当初、IOCの専門家はダイナミカルに交通量を調整するやり方を理解できなかったが、実験後に「ファンタスティック!」と驚きの声をあげたという。東京2020の交通対策は話題になり、神田に話を聞くために、2024年パリ五輪の関係者やフランス国鉄の社長が来日したほどだ。
「大会中は関係車両による交通量が加わる。さらなる対策が必要で、首都高の料金を日中は割高に、深夜は半額にするロードプライシングを準備している。現在の日本の道路関係法令では渋滞を抑えるために料金を柔軟に変えることは認められないので、五輪限定の方策を国に検討していただいている」
輸送局の役割はまだまだある。東京五輪は過去大会ではあったオリンピックパークやメディア村がなく、関係者が泊まるホテルが約200カ所に点在している。
「それらを24時間態勢でバスでつなぐことが求められている。ITを使わなかったら複雑な運営は不可能。バスや乗用車にGPSをつけ、場所をリアルタイムで管理し効率的な運行を可能とするシステムを導入する予定です。

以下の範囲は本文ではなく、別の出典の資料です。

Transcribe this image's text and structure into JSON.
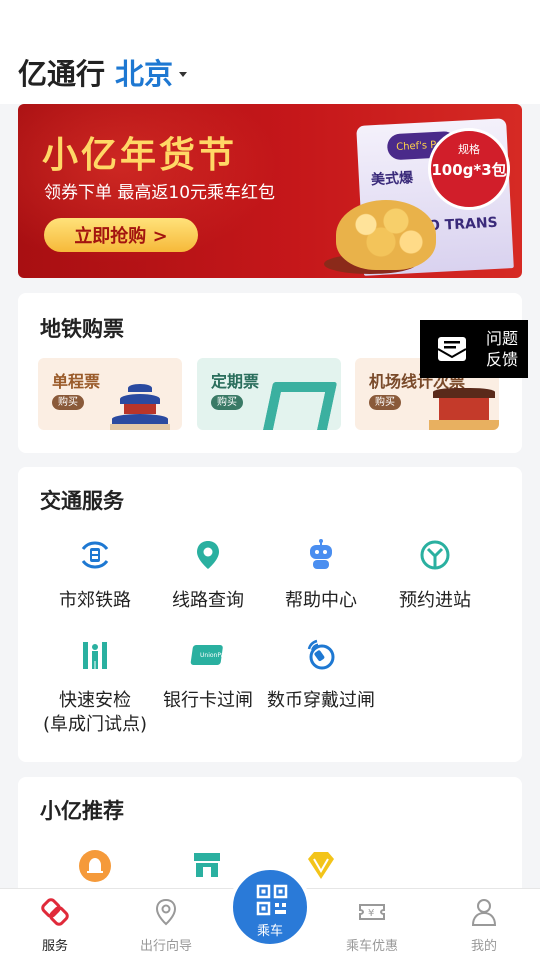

これも五輪史上初で、大会輸送のデジタル革命と言われています」
他にも出入国管理、物や馬の輸送、宿泊場所の割り振りも役割だ。
「これまで道路をはじめ土木全般、都市計画、都市交通に携わってきましたが、その経験がすべて生きている。東京五輪の開催が決まったとき、家内から『あなたに声がかかるんじゃない?』と言われたんですが、まさにその通りになった(笑)。この仕事に従事する上で大事なのは覚悟。大会を成功させて、みんなで喜び合いたいです」
神田昌幸(かんだまさゆき)
1959年、京都府生まれ。洛南高校卒業後、'86年に京都大学大学院修了、同年建設省入省。倉敷市助役、富山市副市長、国土交通省まちづくり推進課室長、同街路交通施設課長などを経て、'16年7月より東京2020大会組織委員会施設整備調整局長('18年4月より輸送局長)に就いた。景観法の制定やLRT支援制度の創設、健康まちづくりなどを推進。筑波大学客員教授、京都大学大学院及び東京工業大学大学院の非常勤講師を歴任。富山駅駅前広場は'17年度グッドデザイン賞を受賞した。今年7月、TSMを含む混雑緩和に向けた取り組みがテストされた。